CLRB just de-risked the easiest part of the biotech binary: the dataset is now large, durable, and aligned with the regulator’s preferred surrogate. The bigger second-order effect is financing optionality — a milestone-gated structure means dilution is pushed out and only becomes real if the asset is working, which should compress near-term distress multiples and re-rate the stock on the probability-weighted path to approval rather than on cash burn alone. The underappreciated angle is that the Phase III comparator may actually be a better setup for iopofosine than investors assume. If the control arm behaves like historical post-BTKi salvage, the trial is likely to read out with a wide efficacy gap even if iopofosine only partially mean-reverts from Phase II durability; that creates a meaningful asymmetry where modest execution slippage can still support a successful NDA, while the main failure mode becomes safety or enrollment friction rather than efficacy.

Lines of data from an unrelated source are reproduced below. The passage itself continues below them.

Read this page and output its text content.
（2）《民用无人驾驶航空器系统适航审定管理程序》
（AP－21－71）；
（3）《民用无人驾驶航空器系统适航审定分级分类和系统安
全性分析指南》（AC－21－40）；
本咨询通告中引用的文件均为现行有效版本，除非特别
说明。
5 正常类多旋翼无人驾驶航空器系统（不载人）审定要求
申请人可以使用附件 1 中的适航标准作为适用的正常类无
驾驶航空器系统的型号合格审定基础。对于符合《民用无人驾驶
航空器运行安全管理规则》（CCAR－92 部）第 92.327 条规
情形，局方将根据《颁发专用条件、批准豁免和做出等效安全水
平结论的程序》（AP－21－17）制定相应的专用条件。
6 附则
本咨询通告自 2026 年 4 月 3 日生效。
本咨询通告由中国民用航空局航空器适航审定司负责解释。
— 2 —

The stock is likely to trade as a catalyst ladder over the next 6-15 months: Phase III initiation, first-patient dosing, NDA filing, then approval. Near term, the risk is that the market overprices the approval path before it sees protocol detail, manufacturing readiness, and whether the confirmatory study can actually recruit the intended post-BTKi population fast enough; any delays would hit a name that is still effectively a single-asset story. Consensus may be underestimating how much of the upside is already tied to a financing reset rather than purely clinical delta. The more relevant question is not whether the Phase II data were good — they were — but whether the company can convert that into a clean, liquid, institutionally fundable path through approval without needing another equity overhang. If management executes, the next leg is likely multiple expansion first, fundamentals later.